An hour later, at the recovery yard, I sat with a cup of tea in my hands, mesmerised by the dusty TV in the corner of the portakabin office. I never realised how much I loved London until I saw the red bus, blown apart. The kind of bus I catch all the time. I've been shaking all day.
— Filed under Miscellany
I picked up a hitchhiker as I was driving back from a speaking engagement in Loughborough today. I was pulling out of a busy service station onto the M1 when I saw him, standing in the rain. A rotund, middle-aged guy with short grey hair and chubby cheeks; it turned out he'd been waiting there in the rain for an hour and a half (there were cars passing him, trickling onto the sliproad, every few seconds). In fact, even as I pulled over to let him in, the driver behind beeped at me for daring to momentarily impede his progress.
He was soaked through (so much so that my windscreen started to steam up as we drove on) but his eyes sparkled with a zeal that seemed oddly lacking in the line of android-like reps (glazed eyes, shiny suits, Bluetooth headsets) I'd seen queueing in 'Cafe Ritazza' only moments before. He opened his soggy satchel, pulled out a half-eaten packet of Ginger Nut biscuits and offered me one. It took all of my willpower not to burst out crying. We never learnt each others names, but we exchanged an hour of rich, rich conversation (life, death, love, children, struggle, travel) and as I pulled over to drop him off at a small junction (I got beeped for that as well) I couldn't help thinking how tragic it is that, today, more people would see a bedraggled middle-aged hitchhiker as a potential maniac/murderer/psycopath/rapist than as a potential friend.
As grand a gesture as Making Poverty History is, it seems to me that we ought to start by looking out for each other a little more. Sooner or later, there's a time in everyone's life when we're standing alone in the rain with our thumb up.
— Filed under Inspiration
The defining moment of the Tour already? Lance Armstrong prepares to overtake his no.1 rival, Jan Ullrich, in today's prologue time trial.
— Filed under Aside
MSR's all-new XGK and Simmerlite expedition stoves.
— Filed under Aside
I was lucky enough to be invited to a charity fundraising dinner at The Harvard Club hosted by my good friend and long-suffering watch sponsor Mike Kobold. Sir Ranulph Fiennes spoke brilliantly about a handful of his expeditions after the dinner, and it was great to meet both Will Cross and Doug Stoup for the first time – it took all of ten seconds before we were swapping expedition stories and getting on like long-lost friends.

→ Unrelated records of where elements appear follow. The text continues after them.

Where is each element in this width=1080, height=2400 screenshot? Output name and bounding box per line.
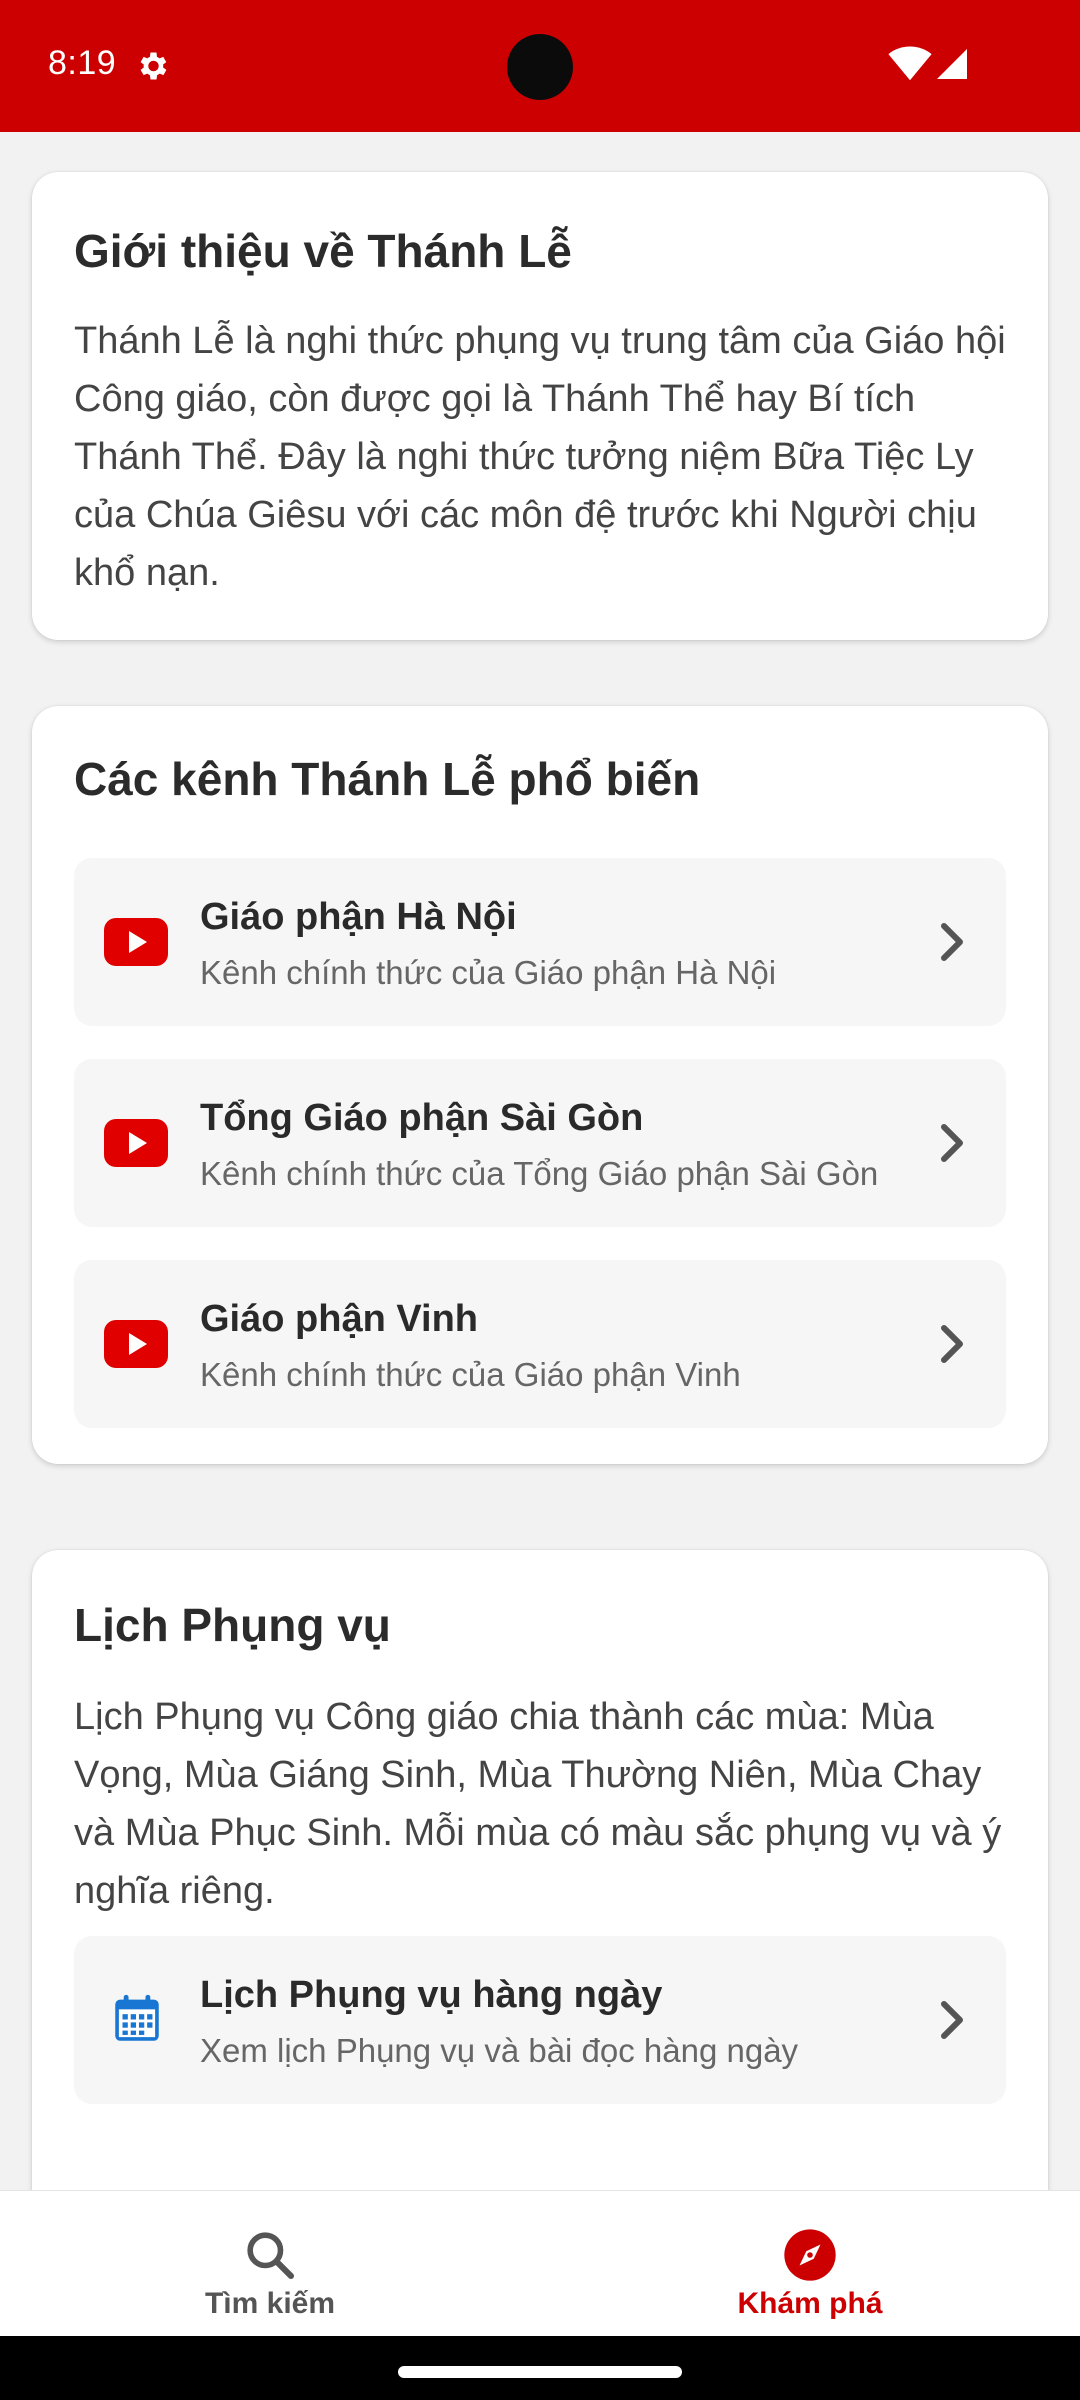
wifi-icon bbox=[888, 46, 932, 81]
status-bar: 8:19 bbox=[0, 0, 1080, 132]
channel-item-subtitle: Kênh chính thức của Giáo phận Hà Nội bbox=[200, 954, 777, 991]
status-time: 8:19 bbox=[48, 44, 117, 82]
nav-tab-explore[interactable]: Khám phá bbox=[540, 2191, 1080, 2337]
channel-item-title: Tổng Giáo phận Sài Gòn bbox=[200, 1097, 644, 1139]
daily-liturgy-subtitle: Xem lịch Phụng vụ và bài đọc hàng ngày bbox=[200, 2032, 799, 2069]
settings-icon bbox=[140, 52, 167, 80]
liturgy-card: Lịch Phụng vụ Lịch Phụng vụ Công giáo ch… bbox=[32, 1550, 1048, 2190]
youtube-icon bbox=[104, 1320, 168, 1368]
home-gesture-handle[interactable] bbox=[398, 2366, 682, 2378]
youtube-icon bbox=[104, 918, 168, 966]
system-navigation-bar bbox=[0, 2336, 1080, 2400]
chevron-right-icon bbox=[941, 2001, 963, 2039]
channel-item-title: Giáo phận Hà Nội bbox=[200, 896, 517, 938]
search-icon bbox=[247, 2232, 295, 2280]
chevron-right-icon bbox=[941, 1325, 963, 1363]
channel-item-subtitle: Kênh chính thức của Giáo phận Vinh bbox=[200, 1356, 741, 1393]
daily-liturgy-item[interactable]: Lịch Phụng vụ hàng ngày Xem lịch Phụng v… bbox=[74, 1936, 1006, 2104]
channel-item-title: Giáo phận Vinh bbox=[200, 1298, 478, 1340]
intro-card-text: Thánh Lễ là nghi thức phụng vụ trung tâm… bbox=[74, 320, 1006, 594]
channel-item-saigon[interactable]: Tổng Giáo phận Sài Gòn Kênh chính thức c… bbox=[74, 1059, 1006, 1227]
intro-card-title: Giới thiệu về Thánh Lễ bbox=[74, 225, 572, 277]
channel-item-subtitle: Kênh chính thức của Tổng Giáo phận Sài G… bbox=[200, 1155, 879, 1192]
liturgy-card-title: Lịch Phụng vụ bbox=[74, 1599, 391, 1651]
camera-cutout bbox=[507, 34, 573, 100]
liturgy-card-text: Lịch Phụng vụ Công giáo chia thành các m… bbox=[74, 1696, 1002, 1912]
cellular-signal-icon bbox=[937, 49, 967, 79]
intro-card: Giới thiệu về Thánh Lễ Thánh Lễ là nghi … bbox=[32, 172, 1048, 640]
daily-liturgy-title: Lịch Phụng vụ hàng ngày bbox=[200, 1974, 663, 2016]
channel-item-hanoi[interactable]: Giáo phận Hà Nội Kênh chính thức của Giá… bbox=[74, 858, 1006, 1026]
chevron-right-icon bbox=[941, 1124, 963, 1162]
channel-item-vinh[interactable]: Giáo phận Vinh Kênh chính thức của Giáo … bbox=[74, 1260, 1006, 1428]
chevron-right-icon bbox=[941, 923, 963, 961]
channels-card-title: Các kênh Thánh Lễ phổ biến bbox=[74, 753, 701, 805]
youtube-icon bbox=[104, 1119, 168, 1167]
content-scroll[interactable]: Giới thiệu về Thánh Lễ Thánh Lễ là nghi … bbox=[0, 132, 1080, 2190]
nav-tab-search[interactable]: Tìm kiếm bbox=[0, 2191, 540, 2337]
channels-card: Các kênh Thánh Lễ phổ biến Giáo phận Hà … bbox=[32, 706, 1048, 1464]
nav-tab-explore-label: Khám phá bbox=[737, 2287, 883, 2320]
bottom-navigation: Tìm kiếm Khám phá bbox=[0, 2190, 1080, 2337]
calendar-icon bbox=[115, 1994, 159, 2041]
nav-tab-search-label: Tìm kiếm bbox=[204, 2287, 336, 2320]
compass-icon bbox=[784, 2229, 836, 2281]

Elsewhere in New York, I'm being helped out massively by a few people I want to mention – the first is Andrew Rasiej, who is kindly putting me up in his stunning 14th-floor downtown apartment. Not content with founding Irving Plaza, the New York Nightlife Association and Mouse (a non-profit organisation that integrates technology into teaching and learning in urban public schools, and that currently serves nearly 90,000 students), Andrew is currently running for the post of Public Advocate of New York City (essentially one down from Mayor). Both Mike and Andrew are serious mentor material, and I'm hoping I can absorb some of their energy via osmosis in the brief time that I'm spending with them.
Lastly, I want to big up Gravity Fitness, who (as I mentioned below) are letting me train in their gym (three floors, 22,000kg of free weights – I feel like a kid in a toy shop). Thanks guys.